Und irgendwann haben wir ganz viel miteinander geredet, obwohl sich unser gemeinsames Vokabular immer noch nicht entscheidend erweitert hat.

Am nächsten Tag bin ich in unserer arabischen Kirche zu Gast, und mein Freund Sammy und ich feiern gemeinsam Abendmahl. Wieder ganz viel Kommunikation ohne Worte.

Aus diesen Momenten entsteht Freundschaft, und aus dieser Freundschaft werden oft auch ganz tolle Programme. Hier ein paar Bespiele.

Es dauert manchmal Monate, um die offiziellen Sprachkurse zu bekommen, also gründeten wir einen inoffiziellen Deutschkurs.

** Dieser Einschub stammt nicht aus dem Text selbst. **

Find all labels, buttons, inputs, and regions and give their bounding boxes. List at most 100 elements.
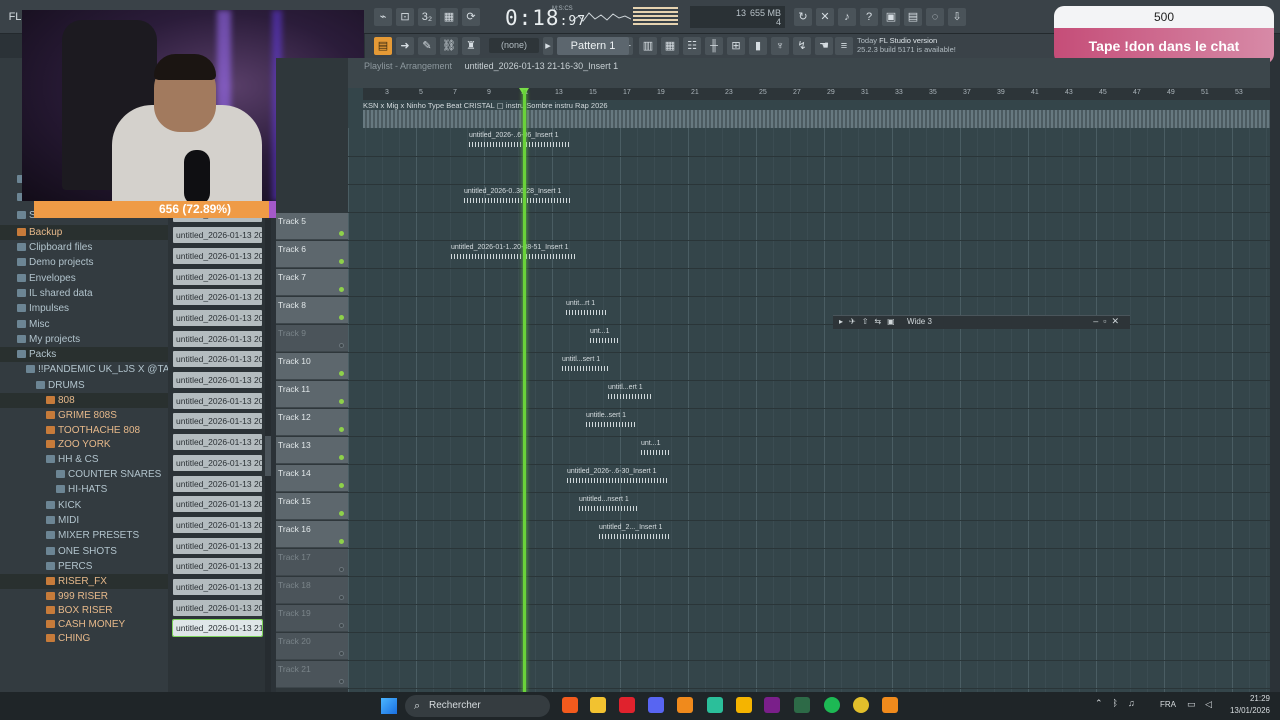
step-edit-icon[interactable]: ▦ — [440, 8, 458, 26]
track-mute-led[interactable] — [339, 595, 344, 600]
recent-file-item[interactable]: untitled_2026-01-13 20- — [173, 227, 262, 244]
discord-icon[interactable] — [648, 697, 664, 713]
track-mute-led[interactable] — [339, 567, 344, 572]
recent-file-item[interactable]: untitled_2026-01-13 20- — [173, 268, 262, 285]
browser-tree-icon[interactable]: ⊞ — [727, 37, 745, 55]
volume-icon[interactable]: ◁ — [1205, 699, 1212, 710]
browser-item[interactable]: GRIME 808S — [0, 408, 168, 423]
track-header[interactable]: Track 18 — [276, 577, 348, 604]
master-volume-bars[interactable] — [633, 7, 678, 27]
system-tray-icons[interactable]: ⌃ᛒ♫ — [1095, 698, 1145, 709]
track-header[interactable]: Track 21 — [276, 661, 348, 688]
track-header[interactable]: Track 15 — [276, 493, 348, 520]
link-icon[interactable]: ⛓ — [440, 37, 458, 55]
browser-item[interactable]: HI-HATS — [0, 482, 168, 497]
pattern-selector[interactable]: Pattern 1 — [557, 37, 629, 55]
pencil-icon[interactable]: ✎ — [418, 37, 436, 55]
track-header[interactable]: Track 6 — [276, 241, 348, 268]
browser-item[interactable]: Misc — [0, 317, 168, 332]
metronome-icon[interactable]: ⌁ — [374, 8, 392, 26]
plugin-window-icons[interactable]: ▸✈⇧⇆▣ — [839, 317, 901, 326]
track-mute-led[interactable] — [339, 399, 344, 404]
audio-clip[interactable]: untit...rt 1 — [566, 299, 606, 321]
track-header[interactable]: Track 9 — [276, 325, 348, 352]
track-header[interactable]: Track 5 — [276, 213, 348, 240]
track-header[interactable]: Track 7 — [276, 269, 348, 296]
track-mute-led[interactable] — [339, 315, 344, 320]
audio-clip[interactable]: untitled...nsert 1 — [579, 495, 637, 517]
recent-file-item[interactable]: untitled_2026-01-13 20- — [173, 516, 262, 533]
recent-file-item[interactable]: untitled_2026-01-13 20- — [173, 309, 262, 326]
plugin-window-controls[interactable]: –▫✕ — [1093, 316, 1124, 327]
browser-item[interactable]: Impulses — [0, 301, 168, 316]
browser-item[interactable]: CHING — [0, 631, 168, 646]
track-header[interactable]: Track 16 — [276, 521, 348, 548]
track-mute-led[interactable] — [339, 623, 344, 628]
browser-item[interactable]: KICK — [0, 498, 168, 513]
recent-file-item[interactable]: untitled_2026-01-13 20- — [173, 558, 262, 575]
recent-file-item[interactable]: untitled_2026-01-13 20- — [173, 537, 262, 554]
network-icon[interactable]: ▭ — [1187, 699, 1196, 710]
track-mute-led[interactable] — [339, 679, 344, 684]
browser-item[interactable]: BOX RISER — [0, 603, 168, 618]
track-header[interactable]: Track 20 — [276, 633, 348, 660]
audio-clip[interactable]: untitled_2..._Insert 1 — [599, 523, 671, 545]
browser-item[interactable]: TOOTHACHE 808 — [0, 423, 168, 438]
browser-item[interactable]: 999 RISER — [0, 589, 168, 604]
playlist-icon[interactable]: ▤ — [374, 37, 392, 55]
track-mute-led[interactable] — [339, 651, 344, 656]
recent-file-item[interactable]: untitled_2026-01-13 20- — [173, 413, 262, 430]
recent-file-item[interactable]: untitled_2026-01-13 20- — [173, 454, 262, 471]
loop-record-icon[interactable]: ⟳ — [462, 8, 480, 26]
recent-file-item[interactable]: untitled_2026-01-13 20- — [173, 475, 262, 492]
recent-file-item[interactable]: untitled_2026-01-13 20- — [173, 351, 262, 368]
mixer-faders-icon[interactable]: ╫ — [705, 37, 723, 55]
audio-clip[interactable]: untitl...sert 1 — [562, 355, 608, 377]
folder-icon[interactable] — [590, 697, 606, 713]
chat-icon[interactable]: ◌ — [926, 8, 944, 26]
track-header[interactable]: Track 17 — [276, 549, 348, 576]
track-header[interactable]: Track 13 — [276, 437, 348, 464]
browser-item[interactable]: DRUMS — [0, 378, 168, 393]
track-header[interactable]: Track 19 — [276, 605, 348, 632]
track-mute-led[interactable] — [339, 343, 344, 348]
recent-file-item[interactable]: untitled_2026-01-13 20- — [173, 392, 262, 409]
track-mute-led[interactable] — [339, 511, 344, 516]
track-mute-led[interactable] — [339, 287, 344, 292]
recent-file-item[interactable]: untitled_2026-01-13 20- — [173, 434, 262, 451]
audio-clip[interactable]: untitle..sert 1 — [586, 411, 636, 433]
download-icon[interactable]: ⇩ — [948, 8, 966, 26]
audio-clip[interactable]: unt...1 — [641, 439, 669, 461]
pattern-prev-icon[interactable]: ▸ — [543, 37, 553, 55]
audio-clip[interactable]: untitled_2026-01-1..20-38-51_Insert 1 — [451, 243, 577, 265]
fl-studio-taskbar-icon[interactable] — [882, 697, 898, 713]
next-icon[interactable] — [764, 697, 780, 713]
files-scrollbar-thumb[interactable] — [265, 436, 271, 476]
render-icon[interactable]: ▤ — [904, 8, 922, 26]
recent-file-item[interactable]: untitled_2026-01-13 20- — [173, 579, 262, 595]
browser-item[interactable]: RISER_FX — [0, 574, 168, 589]
track-header[interactable]: Track 14 — [276, 465, 348, 492]
help-icon[interactable]: ? — [860, 8, 878, 26]
browser-item[interactable]: HH & CS — [0, 452, 168, 467]
snap-select[interactable]: (none) — [489, 38, 539, 53]
channel-rack-icon[interactable]: ▥ — [639, 37, 657, 55]
app-red-icon[interactable] — [619, 697, 635, 713]
browser-item[interactable]: 808 — [0, 393, 168, 408]
browser-item[interactable]: MIXER PRESETS — [0, 528, 168, 543]
browser-item[interactable]: ONE SHOTS — [0, 544, 168, 559]
browser-item[interactable]: Packs — [0, 347, 168, 362]
tools-icon[interactable]: ✕ — [816, 8, 834, 26]
app-yellow-icon[interactable] — [736, 697, 752, 713]
audio-clip[interactable]: untitl...ert 1 — [608, 383, 652, 405]
recent-file-item[interactable]: untitled_2026-01-13 20- — [173, 372, 262, 388]
browser-item[interactable]: ZOO YORK — [0, 437, 168, 452]
browser-item[interactable]: My projects — [0, 332, 168, 347]
mixer-icon[interactable]: ☷ — [683, 37, 701, 55]
audio-clip[interactable]: untitled_2026-0..36-28_Insert 1 — [464, 187, 570, 209]
excel-icon[interactable] — [794, 697, 810, 713]
plugin-icon[interactable]: ♆ — [771, 37, 789, 55]
playhead[interactable] — [523, 90, 526, 698]
browser-item[interactable]: PERCS — [0, 559, 168, 574]
track-mute-led[interactable] — [339, 455, 344, 460]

Ich weiß von Sammy und den anderen, dass ihnen langweilig ist, also gründeten wir gemeinsame Kochkurse, auch eine Volleyballgruppe hat sich gebildet. Wir haben einen 44 Jahre alten Basar gegen einen internationalen Weihnachtsmarkt eingetauscht. Ein Ort der Begegnung, an dem wir gemeinsam feiern und arbeiten konnten. Und die Resonanz war überwältigend. Denn wir alle brauchen es, etwas für andere tun zu können.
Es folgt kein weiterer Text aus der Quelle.